Competing excitonic couplings as origin of mimicked phase transitions in zinc-phthalocyanine single crystals

TL;DR

This study investigates how changes in excitonic couplings in zinc-phthalocyanine crystals can mimic phase transitions, revealing that optical property shifts may not always indicate actual structural changes.

Contribution

It demonstrates that spectral changes in zinc-phthalocyanine can result from excitonic effects rather than true phase transitions, emphasizing caution in interpreting optical data.

Findings

Spectral emission shifts without structural phase change

Excitonic coupling variations can mimic phase transition signatures

Ab-initio calculations support a dimer exciton model

Abstract

The optical properties of molecular crystals are largely determined by the excitonic coupling of neighboring molecules.
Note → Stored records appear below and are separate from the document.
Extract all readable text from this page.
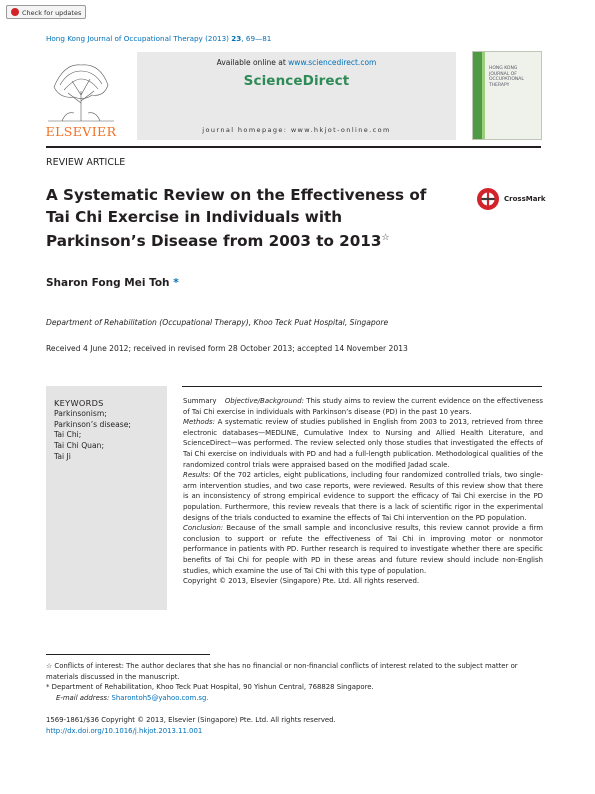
Check for updates
Hong Kong Journal of Occupational Therapy (2013) 23, 69—81
ELSEVIER
Available online at www.sciencedirect.com
ScienceDirect
journal homepage: www.hkjot-online.com
HONG KONG
JOURNAL OF
OCCUPATIONAL
THERAPY
REVIEW ARTICLE
A Systematic Review on the Effectiveness of
Tai Chi Exercise in Individuals with
Parkinson’s Disease from 2003 to 2013☆
CrossMark
Sharon Fong Mei Toh *
Department of Rehabilitation (Occupational Therapy), Khoo Teck Puat Hospital, Singapore
Received 4 June 2012; received in revised form 28 October 2013; accepted 14 November 2013
KEYWORDS
Parkinsonism;
Parkinson’s disease;
Tai Chi;
Tai Chi Quan;
Tai Ji

Summary Objective/Background: This study aims to review the current evidence on the effectiveness of Tai Chi exercise in individuals with Parkinson’s disease (PD) in the past 10 years.

Methods: A systematic review of studies published in English from 2003 to 2013, retrieved from three electronic databases—MEDLINE, Cumulative Index to Nursing and Allied Health Literature, and ScienceDirect—was performed. The review selected only those studies that investigated the effects of Tai Chi exercise on individuals with PD and had a full-length publication. Methodological qualities of the randomized control trials were appraised based on the modified Jadad scale.

Results: Of the 702 articles, eight publications, including four randomized controlled trials, two single-arm intervention studies, and two case reports, were reviewed. Results of this review show that there is an inconsistency of strong empirical evidence to support the efficacy of Tai Chi exercise in the PD population. Furthermore, this review reveals that there is a lack of scientific rigor in the experimental designs of the trials conducted to examine the effects of Tai Chi intervention on the PD population.

Conclusion: Because of the small sample and inconclusive results, this review cannot provide a firm conclusion to support or refute the effectiveness of Tai Chi in improving motor or nonmotor performance in patients with PD. Further research is required to investigate whether there are specific benefits of Tai Chi for people with PD in these areas and future review should include non-English studies, which examine the use of Tai Chi with this type of population.

Copyright © 2013, Elsevier (Singapore) Pte. Ltd. All rights reserved.

☆ Conflicts of interest: The author declares that she has no financial or non-financial conflicts of interest related to the subject matter or materials discussed in the manuscript.

* Department of Rehabilitation, Khoo Teck Puat Hospital, 90 Yishun Central, 768828 Singapore.

E-mail address: Sharontoh5@yahoo.com.sg.

1569-1861/$36 Copyright © 2013, Elsevier (Singapore) Pte. Ltd. All rights reserved.
http://dx.doi.org/10.1016/j.hkjot.2013.11.001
This coupling is extremely sensitive to the arrangement of adjacent molecular units, as their electronic interaction is defined by the relative orientation of the individual transition dipole moments and their wave function overlap. Hence, the optical properties, such as fluorescence, are usually highly anisotropic and good indicators of structural changes during the variation of intensive thermodynamic parameters like temperature or pressure. Here, we discuss the peculiar though archetypical case of $\beta$-phase zinc-phthalocyanine: In single crystals, we report a sudden change of spectral emission with temperature from a broad, unpolarized Frenkel-exciton type luminescence to a narrow, highly polarized superradiance-like fluorescence below 80 K. Surprisingly, we find that there is no sign of a discrete structural phase transition in this temperature regime. To understand this apparent contradiction, we perform polarization-, temperature- and time-dependent photoluminescence measurements along different crystallographic directions to fully map the emission characteristics of the crystal-exciton. By means of ab-initio calculations on a density functional theory level we conclude that our observations are consistent with a dimer exciton model when considering thermalized electronic states. As such, our study presents a representative case study on a well-established molecular material class demonstrating that caution is advised when attributing discrete changes in electronic observables to a structural phase transition. As we show for zinc-phthalocyanine in its $\beta$-phase modification, slowly varying excitonic couplings and thermal redistribution of excitations can mimic the same signatures attributed to a structural phase transition.